Trace requests across Lambda, API Gateway, RDS, DynamoDB:

javascriptimport AWSXRay from 'aws-xray-sdk-core';
const AWS = AWSXRay.captureAWS(require('aws-sdk'));

// Creates sub-segment automatically for SDK calls
const s3 = new AWS.S3();

Service Map: visual graph of service dependencies + latency/error rates per edge.

Interview Questions

Q: Terraform state — what happens if two engineers run apply at the same time?

Without locking, both reads see the same state, both make changes, and the second write overwrites the first — state corruption. Solution: remote state with DynamoDB locking (dynamodb_table in S3 backend config). Terraform acquires a DynamoDB lock before applying and releases it after. The second engineer's apply waits or fails with a lock error. CI/CD pipelines should serialize terraform apply (one at a time per environment).
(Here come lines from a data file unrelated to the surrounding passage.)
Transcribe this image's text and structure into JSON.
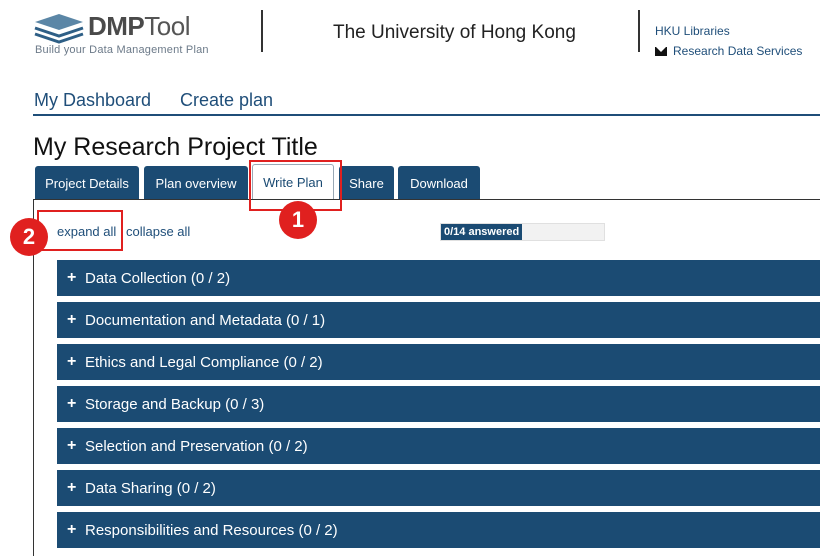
{
  "header": {
    "logo_name": "DMP",
    "logo_name_suffix": "Tool",
    "tagline": "Build your Data Management Plan",
    "institution": "The University of Hong Kong",
    "links": [
      "HKU Libraries",
      "Research Data Services"
    ]
  },
  "nav": {
    "dashboard": "My Dashboard",
    "create_plan": "Create plan"
  },
  "page_title": "My Research Project Title",
  "tabs": [
    {
      "label": "Project Details",
      "active": false
    },
    {
      "label": "Plan overview",
      "active": false
    },
    {
      "label": "Write Plan",
      "active": true
    },
    {
      "label": "Share",
      "active": false
    },
    {
      "label": "Download",
      "active": false
    }
  ],
  "controls": {
    "expand_all": "expand all",
    "separator": "|",
    "collapse_all": "collapse all"
  },
  "progress": {
    "label": "0/14 answered",
    "answered": 0,
    "total": 14
  },
  "sections": [
    {
      "title": "Data Collection (0 / 2)"
    },
    {
      "title": "Documentation and Metadata (0 / 1)"
    },
    {
      "title": "Ethics and Legal Compliance (0 / 2)"
    },
    {
      "title": "Storage and Backup (0 / 3)"
    },
    {
      "title": "Selection and Preservation (0 / 2)"
    },
    {
      "title": "Data Sharing (0 / 2)"
    },
    {
      "title": "Responsibilities and Resources (0 / 2)"
    }
  ],
  "annotations": {
    "badge1": "1",
    "badge2": "2"
  },
  "colors": {
    "primary": "#1b4b73",
    "annotation_red": "#e0201f"
  },
  "icons": {
    "mail": "envelope-icon",
    "expand": "plus-icon"
  }
}
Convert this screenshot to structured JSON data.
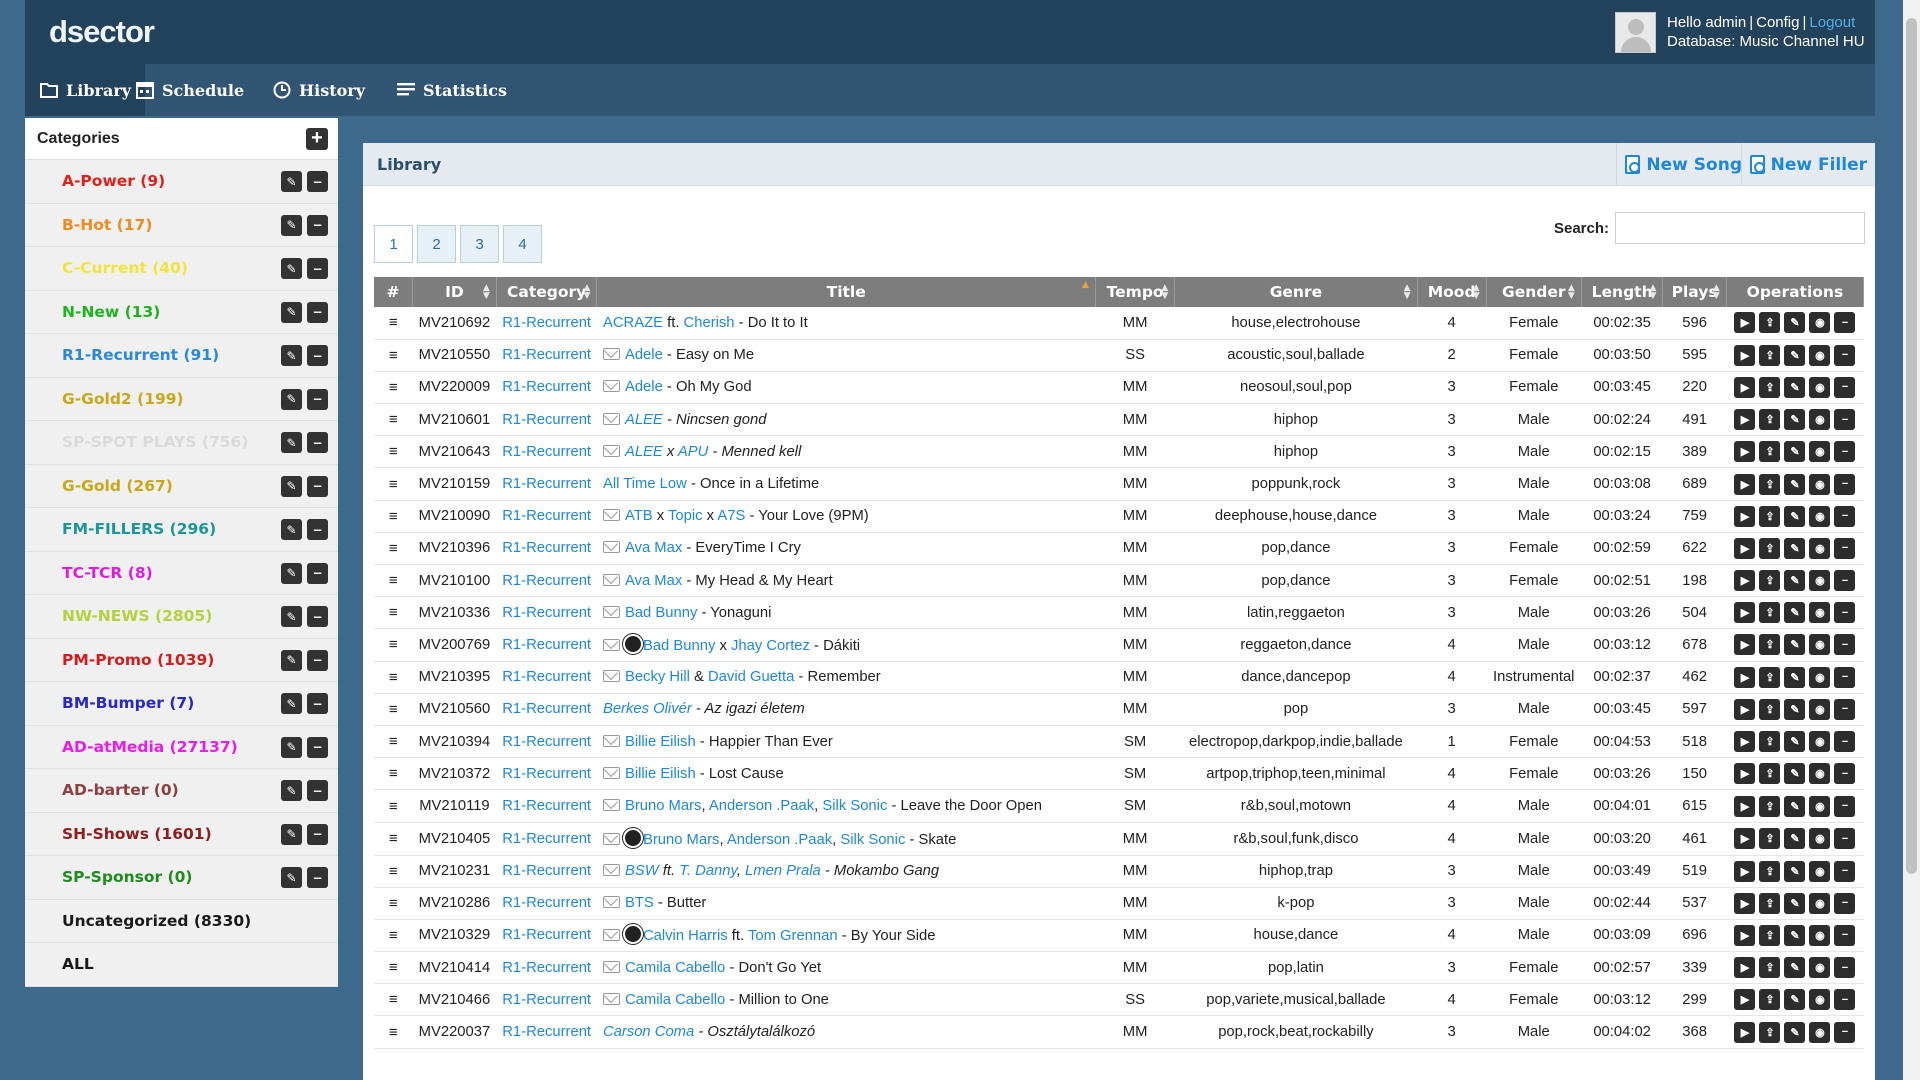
{
  "app": {
    "logo": "dsector",
    "greeting": "Hello admin",
    "config": "Config",
    "logout": "Logout",
    "database": "Database: Music Channel HU"
  },
  "nav": [
    {
      "label": "Library",
      "icon": "folder-icon"
    },
    {
      "label": "Schedule",
      "icon": "calendar-icon"
    },
    {
      "label": "History",
      "icon": "history-icon"
    },
    {
      "label": "Statistics",
      "icon": "list-icon"
    }
  ],
  "categories": {
    "title": "Categories",
    "items": [
      {
        "label": "A-Power (9)",
        "color": "#e0201a"
      },
      {
        "label": "B-Hot (17)",
        "color": "#f08c1e"
      },
      {
        "label": "C-Current (40)",
        "color": "#f2e43a"
      },
      {
        "label": "N-New (13)",
        "color": "#1eb41e"
      },
      {
        "label": "R1-Recurrent (91)",
        "color": "#2a8ad8"
      },
      {
        "label": "G-Gold2 (199)",
        "color": "#c8a81a"
      },
      {
        "label": "SP-SPOT PLAYS (756)",
        "color": "#dadada"
      },
      {
        "label": "G-Gold (267)",
        "color": "#c8a81a"
      },
      {
        "label": "FM-FILLERS (296)",
        "color": "#1e9696"
      },
      {
        "label": "TC-TCR (8)",
        "color": "#dc1edc"
      },
      {
        "label": "NW-NEWS (2805)",
        "color": "#b4d23c"
      },
      {
        "label": "PM-Promo (1039)",
        "color": "#d21e1e"
      },
      {
        "label": "BM-Bumper (7)",
        "color": "#2828c8"
      },
      {
        "label": "AD-atMedia (27137)",
        "color": "#e61ee6"
      },
      {
        "label": "AD-barter (0)",
        "color": "#8c4040"
      },
      {
        "label": "SH-Shows (1601)",
        "color": "#8c2020"
      },
      {
        "label": "SP-Sponsor (0)",
        "color": "#1e8c1e"
      },
      {
        "label": "Uncategorized (8330)",
        "color": "#1a1a1a"
      },
      {
        "label": "ALL",
        "color": "#1a1a1a"
      }
    ]
  },
  "library": {
    "title": "Library",
    "new_song": "New Song",
    "new_filler": "New Filler",
    "pages": [
      "1",
      "2",
      "3",
      "4"
    ],
    "search_label": "Search:",
    "columns": [
      "#",
      "ID",
      "Category",
      "Title",
      "Tempo",
      "Genre",
      "Mood",
      "Gender",
      "Length",
      "Plays",
      "Operations"
    ],
    "rows": [
      {
        "id": "MV210692",
        "cat": "R1-Recurrent",
        "title": [
          [
            "l",
            "ACRAZE"
          ],
          [
            "t",
            " ft. "
          ],
          [
            "l",
            "Cherish"
          ],
          [
            "t",
            " - Do It to It"
          ]
        ],
        "env": false,
        "sun": false,
        "tempo": "MM",
        "genre": "house,electrohouse",
        "mood": "4",
        "gender": "Female",
        "length": "00:02:35",
        "plays": "596"
      },
      {
        "id": "MV210550",
        "cat": "R1-Recurrent",
        "title": [
          [
            "l",
            "Adele"
          ],
          [
            "t",
            " - Easy on Me"
          ]
        ],
        "env": true,
        "sun": false,
        "tempo": "SS",
        "genre": "acoustic,soul,ballade",
        "mood": "2",
        "gender": "Female",
        "length": "00:03:50",
        "plays": "595"
      },
      {
        "id": "MV220009",
        "cat": "R1-Recurrent",
        "title": [
          [
            "l",
            "Adele"
          ],
          [
            "t",
            " - Oh My God"
          ]
        ],
        "env": true,
        "sun": false,
        "tempo": "MM",
        "genre": "neosoul,soul,pop",
        "mood": "3",
        "gender": "Female",
        "length": "00:03:45",
        "plays": "220"
      },
      {
        "id": "MV210601",
        "cat": "R1-Recurrent",
        "title": [
          [
            "li",
            "ALEE"
          ],
          [
            "ti",
            " - Nincsen gond"
          ]
        ],
        "env": true,
        "sun": false,
        "tempo": "MM",
        "genre": "hiphop",
        "mood": "3",
        "gender": "Male",
        "length": "00:02:24",
        "plays": "491"
      },
      {
        "id": "MV210643",
        "cat": "R1-Recurrent",
        "title": [
          [
            "li",
            "ALEE"
          ],
          [
            "ti",
            " x "
          ],
          [
            "li",
            "APU"
          ],
          [
            "ti",
            " - Menned kell"
          ]
        ],
        "env": true,
        "sun": false,
        "tempo": "MM",
        "genre": "hiphop",
        "mood": "3",
        "gender": "Male",
        "length": "00:02:15",
        "plays": "389"
      },
      {
        "id": "MV210159",
        "cat": "R1-Recurrent",
        "title": [
          [
            "l",
            "All Time Low"
          ],
          [
            "t",
            " - Once in a Lifetime"
          ]
        ],
        "env": false,
        "sun": false,
        "tempo": "MM",
        "genre": "poppunk,rock",
        "mood": "3",
        "gender": "Male",
        "length": "00:03:08",
        "plays": "689"
      },
      {
        "id": "MV210090",
        "cat": "R1-Recurrent",
        "title": [
          [
            "l",
            "ATB"
          ],
          [
            "t",
            " x "
          ],
          [
            "l",
            "Topic"
          ],
          [
            "t",
            " x "
          ],
          [
            "l",
            "A7S"
          ],
          [
            "t",
            " - Your Love (9PM)"
          ]
        ],
        "env": true,
        "sun": false,
        "tempo": "MM",
        "genre": "deephouse,house,dance",
        "mood": "3",
        "gender": "Male",
        "length": "00:03:24",
        "plays": "759"
      },
      {
        "id": "MV210396",
        "cat": "R1-Recurrent",
        "title": [
          [
            "l",
            "Ava Max"
          ],
          [
            "t",
            " - EveryTime I Cry"
          ]
        ],
        "env": true,
        "sun": false,
        "tempo": "MM",
        "genre": "pop,dance",
        "mood": "3",
        "gender": "Female",
        "length": "00:02:59",
        "plays": "622"
      },
      {
        "id": "MV210100",
        "cat": "R1-Recurrent",
        "title": [
          [
            "l",
            "Ava Max"
          ],
          [
            "t",
            " - My Head & My Heart"
          ]
        ],
        "env": true,
        "sun": false,
        "tempo": "MM",
        "genre": "pop,dance",
        "mood": "3",
        "gender": "Female",
        "length": "00:02:51",
        "plays": "198"
      },
      {
        "id": "MV210336",
        "cat": "R1-Recurrent",
        "title": [
          [
            "l",
            "Bad Bunny"
          ],
          [
            "t",
            " - Yonaguni"
          ]
        ],
        "env": true,
        "sun": false,
        "tempo": "MM",
        "genre": "latin,reggaeton",
        "mood": "3",
        "gender": "Male",
        "length": "00:03:26",
        "plays": "504"
      },
      {
        "id": "MV200769",
        "cat": "R1-Recurrent",
        "title": [
          [
            "l",
            "Bad Bunny"
          ],
          [
            "t",
            " x "
          ],
          [
            "l",
            "Jhay Cortez"
          ],
          [
            "t",
            " - Dákiti"
          ]
        ],
        "env": true,
        "sun": true,
        "tempo": "MM",
        "genre": "reggaeton,dance",
        "mood": "4",
        "gender": "Male",
        "length": "00:03:12",
        "plays": "678"
      },
      {
        "id": "MV210395",
        "cat": "R1-Recurrent",
        "title": [
          [
            "l",
            "Becky Hill"
          ],
          [
            "t",
            " & "
          ],
          [
            "l",
            "David Guetta"
          ],
          [
            "t",
            " - Remember"
          ]
        ],
        "env": true,
        "sun": false,
        "tempo": "MM",
        "genre": "dance,dancepop",
        "mood": "4",
        "gender": "Instrumental",
        "length": "00:02:37",
        "plays": "462"
      },
      {
        "id": "MV210560",
        "cat": "R1-Recurrent",
        "title": [
          [
            "li",
            "Berkes Olivér"
          ],
          [
            "ti",
            " - Az igazi életem"
          ]
        ],
        "env": false,
        "sun": false,
        "tempo": "MM",
        "genre": "pop",
        "mood": "3",
        "gender": "Male",
        "length": "00:03:45",
        "plays": "597"
      },
      {
        "id": "MV210394",
        "cat": "R1-Recurrent",
        "title": [
          [
            "l",
            "Billie Eilish"
          ],
          [
            "t",
            " - Happier Than Ever"
          ]
        ],
        "env": true,
        "sun": false,
        "tempo": "SM",
        "genre": "electropop,darkpop,indie,ballade",
        "mood": "1",
        "gender": "Female",
        "length": "00:04:53",
        "plays": "518"
      },
      {
        "id": "MV210372",
        "cat": "R1-Recurrent",
        "title": [
          [
            "l",
            "Billie Eilish"
          ],
          [
            "t",
            " - Lost Cause"
          ]
        ],
        "env": true,
        "sun": false,
        "tempo": "SM",
        "genre": "artpop,triphop,teen,minimal",
        "mood": "4",
        "gender": "Female",
        "length": "00:03:26",
        "plays": "150"
      },
      {
        "id": "MV210119",
        "cat": "R1-Recurrent",
        "title": [
          [
            "l",
            "Bruno Mars"
          ],
          [
            "t",
            ", "
          ],
          [
            "l",
            "Anderson .Paak"
          ],
          [
            "t",
            ", "
          ],
          [
            "l",
            "Silk Sonic"
          ],
          [
            "t",
            " - Leave the Door Open"
          ]
        ],
        "env": true,
        "sun": false,
        "wrap": true,
        "tempo": "SM",
        "genre": "r&b,soul,motown",
        "mood": "4",
        "gender": "Male",
        "length": "00:04:01",
        "plays": "615"
      },
      {
        "id": "MV210405",
        "cat": "R1-Recurrent",
        "title": [
          [
            "l",
            "Bruno Mars"
          ],
          [
            "t",
            ", "
          ],
          [
            "l",
            "Anderson .Paak"
          ],
          [
            "t",
            ", "
          ],
          [
            "l",
            "Silk Sonic"
          ],
          [
            "t",
            " - Skate"
          ]
        ],
        "env": true,
        "sun": true,
        "tempo": "MM",
        "genre": "r&b,soul,funk,disco",
        "mood": "4",
        "gender": "Male",
        "length": "00:03:20",
        "plays": "461"
      },
      {
        "id": "MV210231",
        "cat": "R1-Recurrent",
        "title": [
          [
            "li",
            "BSW"
          ],
          [
            "ti",
            " ft. "
          ],
          [
            "li",
            "T. Danny"
          ],
          [
            "ti",
            ", "
          ],
          [
            "li",
            "Lmen Prala"
          ],
          [
            "ti",
            " - Mokambo Gang"
          ]
        ],
        "env": true,
        "sun": false,
        "tempo": "MM",
        "genre": "hiphop,trap",
        "mood": "3",
        "gender": "Male",
        "length": "00:03:49",
        "plays": "519"
      },
      {
        "id": "MV210286",
        "cat": "R1-Recurrent",
        "title": [
          [
            "l",
            "BTS"
          ],
          [
            "t",
            " - Butter"
          ]
        ],
        "env": true,
        "sun": false,
        "tempo": "MM",
        "genre": "k-pop",
        "mood": "3",
        "gender": "Male",
        "length": "00:02:44",
        "plays": "537"
      },
      {
        "id": "MV210329",
        "cat": "R1-Recurrent",
        "title": [
          [
            "l",
            "Calvin Harris"
          ],
          [
            "t",
            " ft. "
          ],
          [
            "l",
            "Tom Grennan"
          ],
          [
            "t",
            " - By Your Side"
          ]
        ],
        "env": true,
        "sun": true,
        "tempo": "MM",
        "genre": "house,dance",
        "mood": "4",
        "gender": "Male",
        "length": "00:03:09",
        "plays": "696"
      },
      {
        "id": "MV210414",
        "cat": "R1-Recurrent",
        "title": [
          [
            "l",
            "Camila Cabello"
          ],
          [
            "t",
            " - Don't Go Yet"
          ]
        ],
        "env": true,
        "sun": false,
        "tempo": "MM",
        "genre": "pop,latin",
        "mood": "3",
        "gender": "Female",
        "length": "00:02:57",
        "plays": "339"
      },
      {
        "id": "MV210466",
        "cat": "R1-Recurrent",
        "title": [
          [
            "l",
            "Camila Cabello"
          ],
          [
            "t",
            " - Million to One"
          ]
        ],
        "env": true,
        "sun": false,
        "tempo": "SS",
        "genre": "pop,variete,musical,ballade",
        "mood": "4",
        "gender": "Female",
        "length": "00:03:12",
        "plays": "299"
      },
      {
        "id": "MV220037",
        "cat": "R1-Recurrent",
        "title": [
          [
            "li",
            "Carson Coma"
          ],
          [
            "ti",
            " - Osztálytalálkozó"
          ]
        ],
        "env": false,
        "sun": false,
        "tempo": "MM",
        "genre": "pop,rock,beat,rockabilly",
        "mood": "3",
        "gender": "Male",
        "length": "00:04:02",
        "plays": "368"
      }
    ]
  }
}
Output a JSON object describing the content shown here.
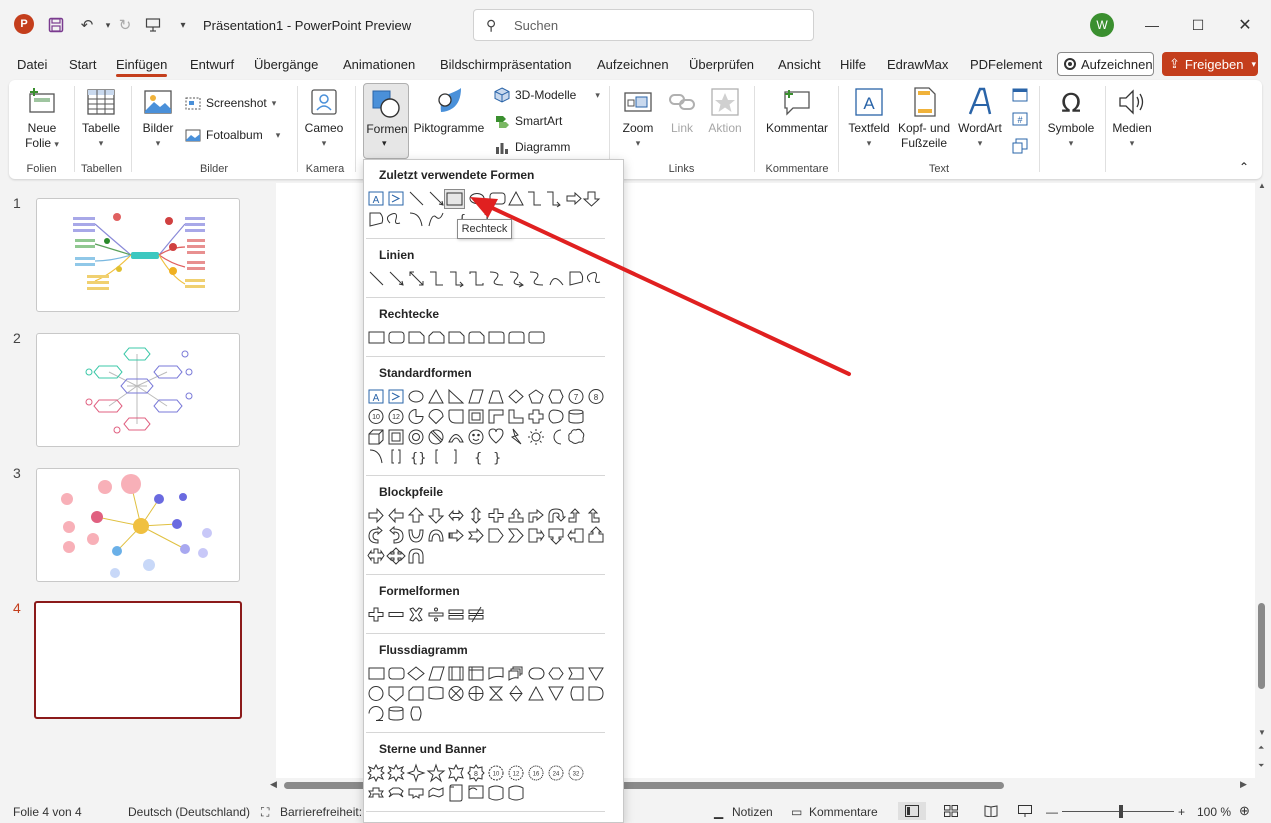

Q: When would you choose Step Functions over a Lambda calling another Lambda?

Direct Lambda invocations: synchronous coupling, error handling in code, limited visibility. Step Functions: visual workflow, built-in retry/catch, parallel execution, human approval steps, audit history, max 1-year execution. Use Step Functions when: workflow has > 2 steps, retry logic is complex, you need audit trail, or execution time exceeds Lambda's 15-minute limit. For simple chains, direct invocation is fine; for orchestration, Step Functions prevents callback hell.

Q: DynamoDB single-table design — pros and cons?

Pros: all entity types in one table = fewer round trips (one query fetches multiple entity types via SK patterns), lower cost (one table's provisioned capacity serves all), simpler operational management. Cons: schema is harder to understand, no ad-hoc queries without GSIs (no SQL JOINs), requires upfront access pattern analysis, harder to onboard new engineers. Use when access patterns are known and stable. Use multiple tables when teams own different entities independently or schema is still evolving.